As I looked, I noticed a disturbing theme.
All of them seem to be trying to murder their charges.
|Bernard Plockhorst: The Guardian Angel (Source)|
In case you suppose this is a one-off disgruntled angel, going off the deep end due to angel-stress, think again.
|Fridolin Leiber: The Guardian Angel (Source)|
Once again there are two children by a cliff edge, one picking flowers and one going to his doom for a butterfly. Once again the angel is about to push Dick and Jane into their first cliff-diving experience. I guess times were tough so heaven could only afford to assign one angel per two children. Shortages were particularly rampant in regions where 90% of the landmass was cliff-edges.
They don't only scheme cliff "accidents," either.

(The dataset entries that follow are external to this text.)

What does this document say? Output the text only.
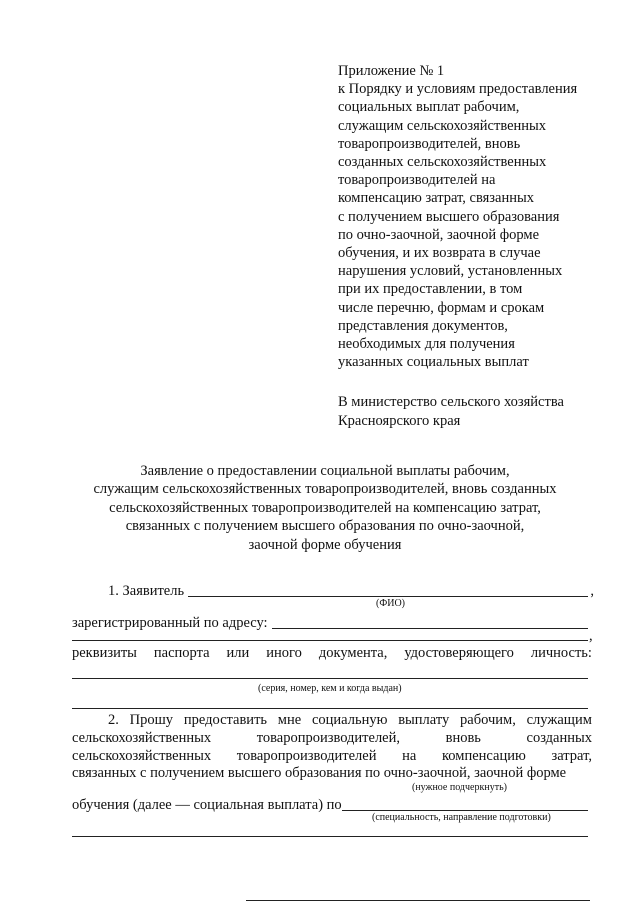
Приложение № 1
к Порядку и условиям предоставления
социальных выплат рабочим,
служащим сельскохозяйственных
товаропроизводителей, вновь
созданных сельскохозяйственных
товаропроизводителей на
компенсацию затрат, связанных
с получением высшего образования
по очно-заочной, заочной форме
обучения, и их возврата в случае
нарушения условий, установленных
при их предоставлении, в том
числе перечню, формам и срокам
представления документов,
необходимых для получения
указанных социальных выплат
В министерство сельского хозяйства
Красноярского края
Заявление о предоставлении социальной выплаты рабочим,
служащим сельскохозяйственных товаропроизводителей, вновь созданных
сельскохозяйственных товаропроизводителей на компенсацию затрат,
связанных с получением высшего образования по очно-заочной,
заочной форме обучения
1. Заявитель	,
(ФИО)
зарегистрированный по адресу:
,
реквизиты паспорта или иного документа, удостоверяющего личность:
(серия, номер, кем и когда выдан)
2. Прошу предоставить мне социальную выплату рабочим, служащим
сельскохозяйственных	товаропроизводителей,	вновь	созданных
сельскохозяйственных товаропроизводителей на компенсацию затрат,
связанных с получением высшего образования по очно-заочной, заочной форме
(нужное подчеркнуть)
обучения (далее — социальная выплата) по
(специальность, направление подготовки)
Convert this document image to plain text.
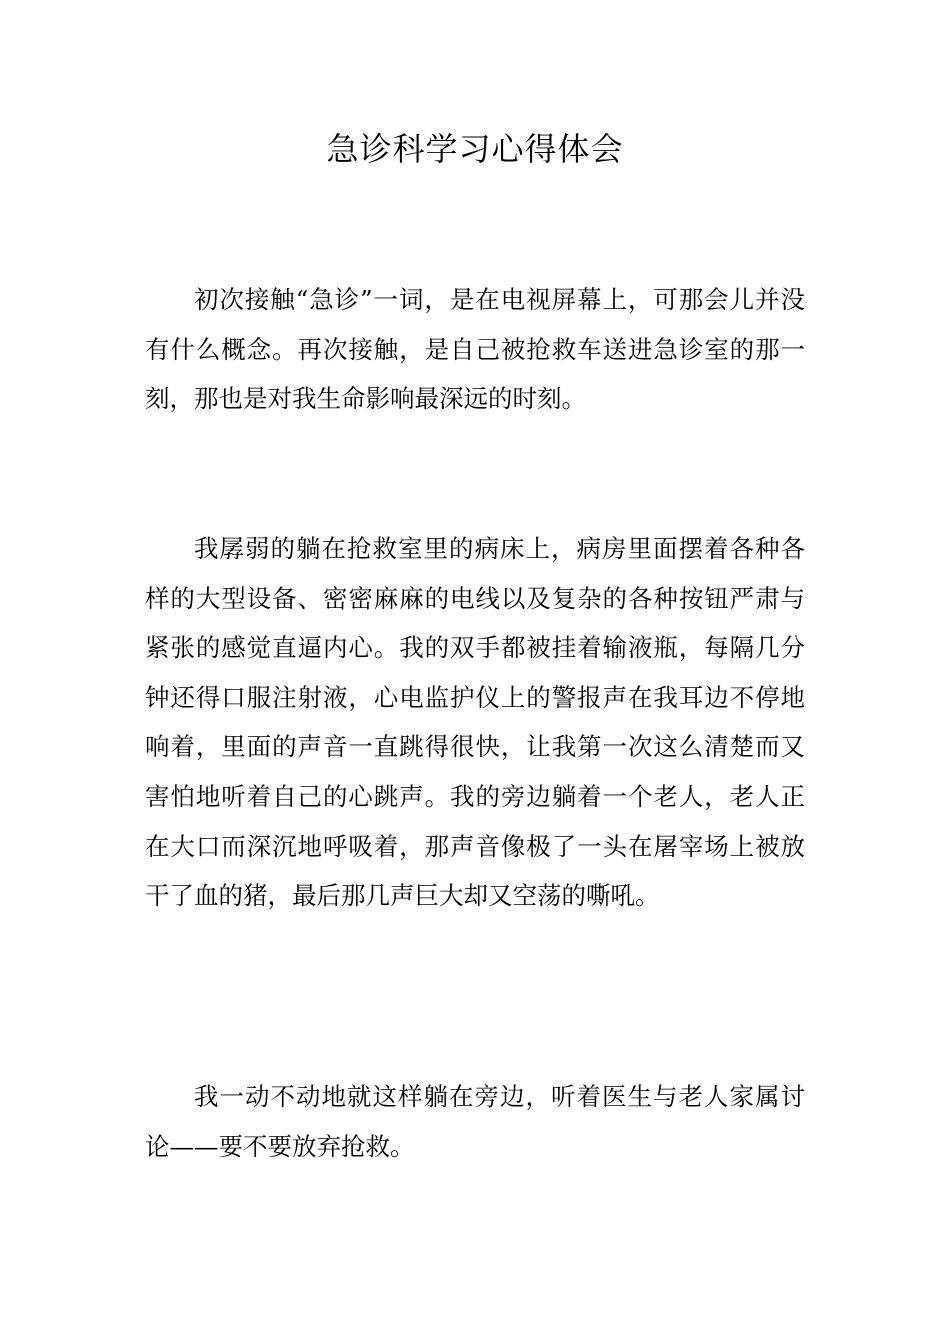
急诊科学习心得体会

初次接触“急诊”一词，是在电视屏幕上，可那会儿并没有什么概念。再次接触，是自己被抢救车送进急诊室的那一刻，那也是对我生命影响最深远的时刻。

我孱弱的躺在抢救室里的病床上，病房里面摆着各种各样的大型设备、密密麻麻的电线以及复杂的各种按钮严肃与紧张的感觉直逼内心。我的双手都被挂着输液瓶，每隔几分钟还得口服注射液，心电监护仪上的警报声在我耳边不停地响着，里面的声音一直跳得很快，让我第一次这么清楚而又害怕地听着自己的心跳声。我的旁边躺着一个老人，老人正在大口而深沉地呼吸着，那声音像极了一头在屠宰场上被放干了血的猪，最后那几声巨大却又空荡的嘶吼。

我一动不动地就这样躺在旁边，听着医生与老人家属讨论——要不要放弃抢救。
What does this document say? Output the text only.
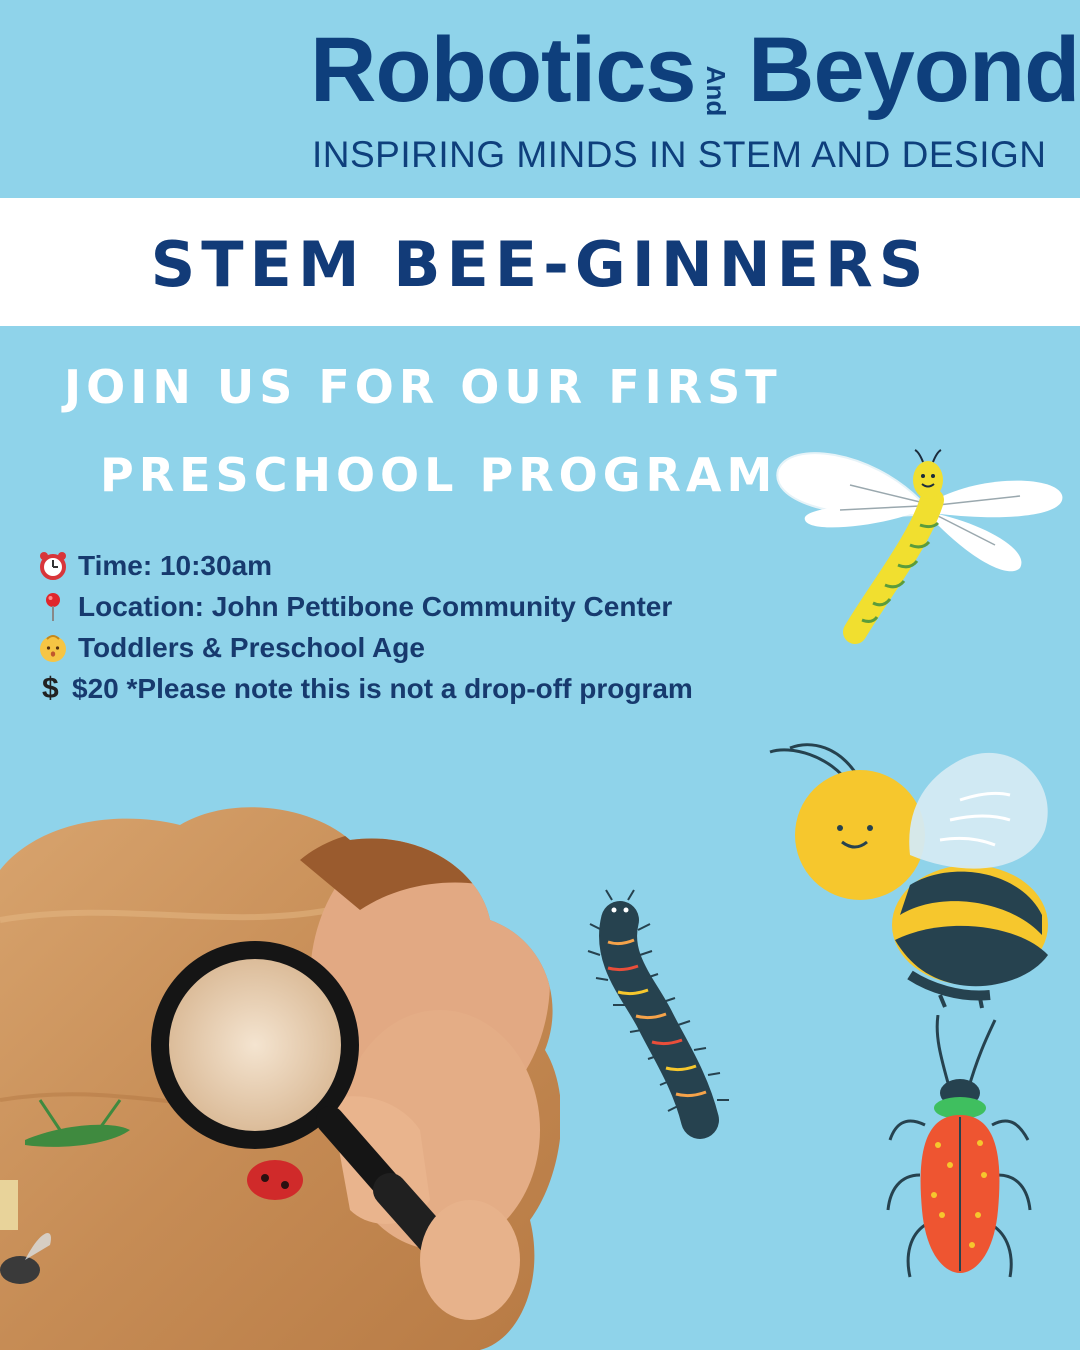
Robotics And Beyond
INSPIRING MINDS IN STEM AND DESIGN
STEM BEE-GINNERS
JOIN US FOR OUR FIRST
PRESCHOOL PROGRAM
Time: 10:30am
Location: John Pettibone Community Center
Toddlers & Preschool Age
$ $20 *Please note this is not a drop-off program
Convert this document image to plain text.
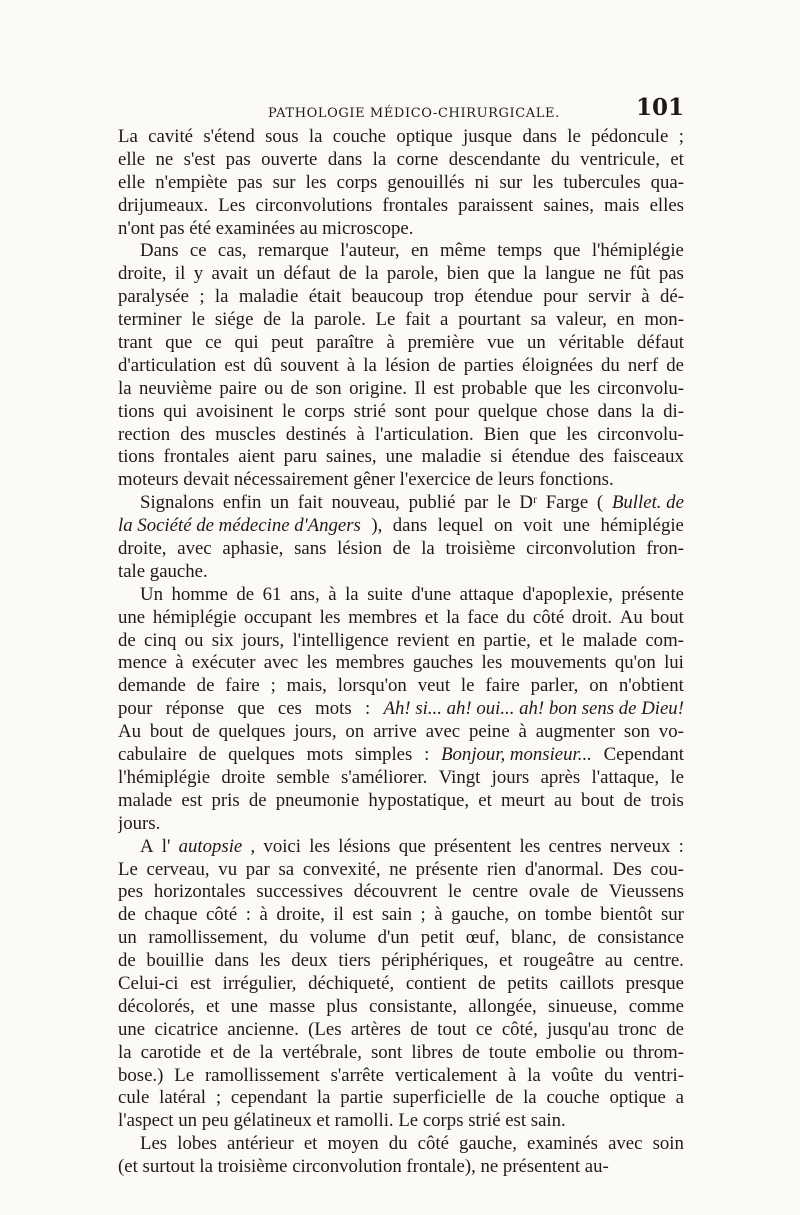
PATHOLOGIE MÉDICO-CHIRURGICALE.	101
La cavité s'étend sous la couche optique jusque dans le pédoncule ;
elle ne s'est pas ouverte dans la corne descendante du ventricule, et
elle n'empiète pas sur les corps genouillés ni sur les tubercules qua-
drijumeaux. Les circonvolutions frontales paraissent saines, mais elles
n'ont pas été examinées au microscope.
Dans ce cas, remarque l'auteur, en même temps que l'hémiplégie
droite, il y avait un défaut de la parole, bien que la langue ne fût pas
paralysée ; la maladie était beaucoup trop étendue pour servir à dé-
terminer le siége de la parole. Le fait a pourtant sa valeur, en mon-
trant que ce qui peut paraître à première vue un véritable défaut
d'articulation est dû souvent à la lésion de parties éloignées du nerf de
la neuvième paire ou de son origine. Il est probable que les circonvolu-
tions qui avoisinent le corps strié sont pour quelque chose dans la di-
rection des muscles destinés à l'articulation. Bien que les circonvolu-
tions frontales aient paru saines, une maladie si étendue des faisceaux
moteurs devait nécessairement gêner l'exercice de leurs fonctions.
Signalons enfin un fait nouveau, publié par le Dʳ Farge ( Bullet. de
la Société de médecine d'Angers ), dans lequel on voit une hémiplégie
droite, avec aphasie, sans lésion de la troisième circonvolution fron-
tale gauche.
Un homme de 61 ans, à la suite d'une attaque d'apoplexie, présente
une hémiplégie occupant les membres et la face du côté droit. Au bout
de cinq ou six jours, l'intelligence revient en partie, et le malade com-
mence à exécuter avec les membres gauches les mouvements qu'on lui
demande de faire ; mais, lorsqu'on veut le faire parler, on n'obtient
pour réponse que ces mots : Ah! si... ah! oui... ah! bon sens de Dieu!
Au bout de quelques jours, on arrive avec peine à augmenter son vo-
cabulaire de quelques mots simples : Bonjour, monsieur... Cependant
l'hémiplégie droite semble s'améliorer. Vingt jours après l'attaque, le
malade est pris de pneumonie hypostatique, et meurt au bout de trois
jours.
A l' autopsie , voici les lésions que présentent les centres nerveux :
Le cerveau, vu par sa convexité, ne présente rien d'anormal. Des cou-
pes horizontales successives découvrent le centre ovale de Vieussens
de chaque côté : à droite, il est sain ; à gauche, on tombe bientôt sur
un ramollissement, du volume d'un petit œuf, blanc, de consistance
de bouillie dans les deux tiers périphériques, et rougeâtre au centre.
Celui-ci est irrégulier, déchiqueté, contient de petits caillots presque
décolorés, et une masse plus consistante, allongée, sinueuse, comme
une cicatrice ancienne. (Les artères de tout ce côté, jusqu'au tronc de
la carotide et de la vertébrale, sont libres de toute embolie ou throm-
bose.) Le ramollissement s'arrête verticalement à la voûte du ventri-
cule latéral ; cependant la partie superficielle de la couche optique a
l'aspect un peu gélatineux et ramolli. Le corps strié est sain.
Les lobes antérieur et moyen du côté gauche, examinés avec soin
(et surtout la troisième circonvolution frontale), ne présentent au-
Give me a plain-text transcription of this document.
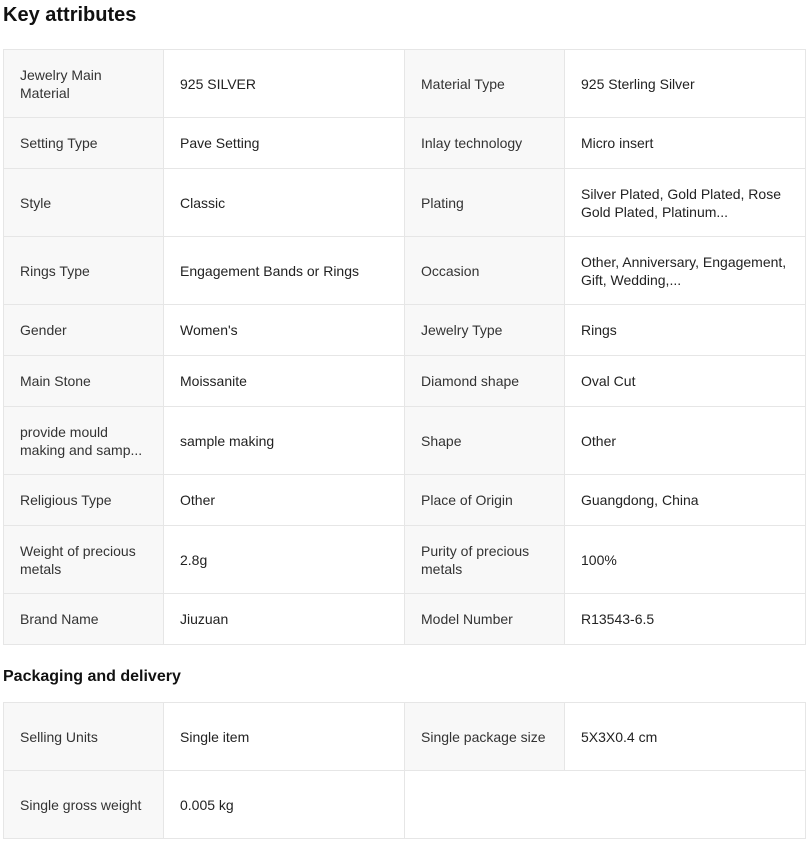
Key attributes
Jewelry Main Material	925 SILVER	Material Type	925 Sterling Silver

Setting Type	Pave Setting	Inlay technology	Micro insert

Style	Classic	Plating	Silver Plated, Gold Plated, Rose Gold Plated, Platinum...

Rings Type	Engagement Bands or Rings	Occasion	Other, Anniversary, Engagement, Gift, Wedding,...

Gender	Women's	Jewelry Type	Rings

Main Stone	Moissanite	Diamond shape	Oval Cut

provide mould making and samp...	sample making	Shape	Other

Religious Type	Other	Place of Origin	Guangdong, China

Weight of precious metals	2.8g	Purity of precious metals	100%

Brand Name	Jiuzuan	Model Number	R13543-6.5
Packaging and delivery
Selling Units	Single item	Single package size	5X3X0.4 cm

Single gross weight	0.005 kg		
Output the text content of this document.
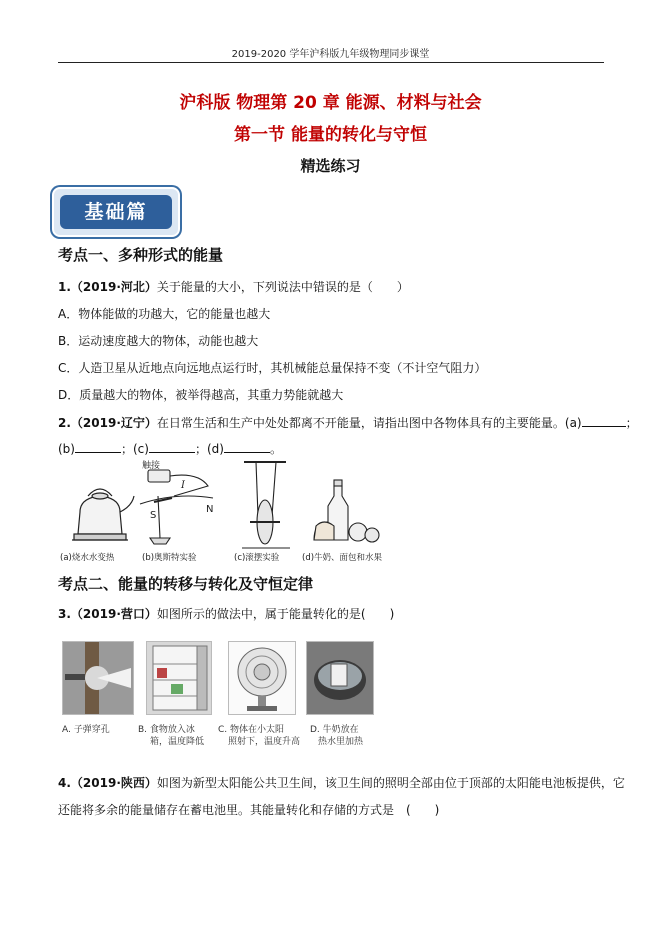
2019-2020 学年沪科版九年级物理同步课堂
沪科版 物理第 20 章 能源、材料与社会
第一节 能量的转化与守恒
精选练习
基础篇
考点一、多种形式的能量
1.（2019·河北）关于能量的大小，下列说法中错误的是（　　）
A．物体能做的功越大，它的能量也越大
B．运动速度越大的物体，动能也越大
C．人造卫星从近地点向远地点运行时，其机械能总量保持不变（不计空气阻力）
D．质量越大的物体，被举得越高，其重力势能就越大
2.（2019·辽宁）在日常生活和生产中处处都离不开能量，请指出图中各物体具有的主要能量。(a)	；
(b)	；(c)	；(d)	。
触接
S
N
I
(a)烧水水变热	(b)奥斯特实验	(c)滚摆实验	(d)牛奶、面包和水果
考点二、能量的转移与转化及守恒定律
3.（2019·营口）如图所示的做法中，属于能量转化的是(　　)
A. 子弹穿孔	B. 食物放入冰
箱，温度降低
C. 物体在小太阳
照射下，温度升高
D. 牛奶放在
热水里加热
4.（2019·陕西）如图为新型太阳能公共卫生间，该卫生间的照明全部由位于顶部的太阳能电池板提供，它
还能将多余的能量储存在蓄电池里。其能量转化和存储的方式是　(　　)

|Unknown: The Guardian Angel (Source)|
Now I know what you're thinking. The angel is there because the wee darlings are in a dangerous situation, ready to pluck them away from the jaws of misfortune. Well then, Mister or Miss Smarty-Reader, why isn't the angel in front of the children, to gently nudge them away from the edge? As it is, the best they can do is yank the kids back by the hair, causing them severe trauma and possibly a near-death experience.
|Pietro da Cortona: The Guardian Angel (Source)|
In conclusion, happy belated Feast of the Guardian Angels! Also, my apologies to Sister Sue for perhaps taking her idea in an unintended direction.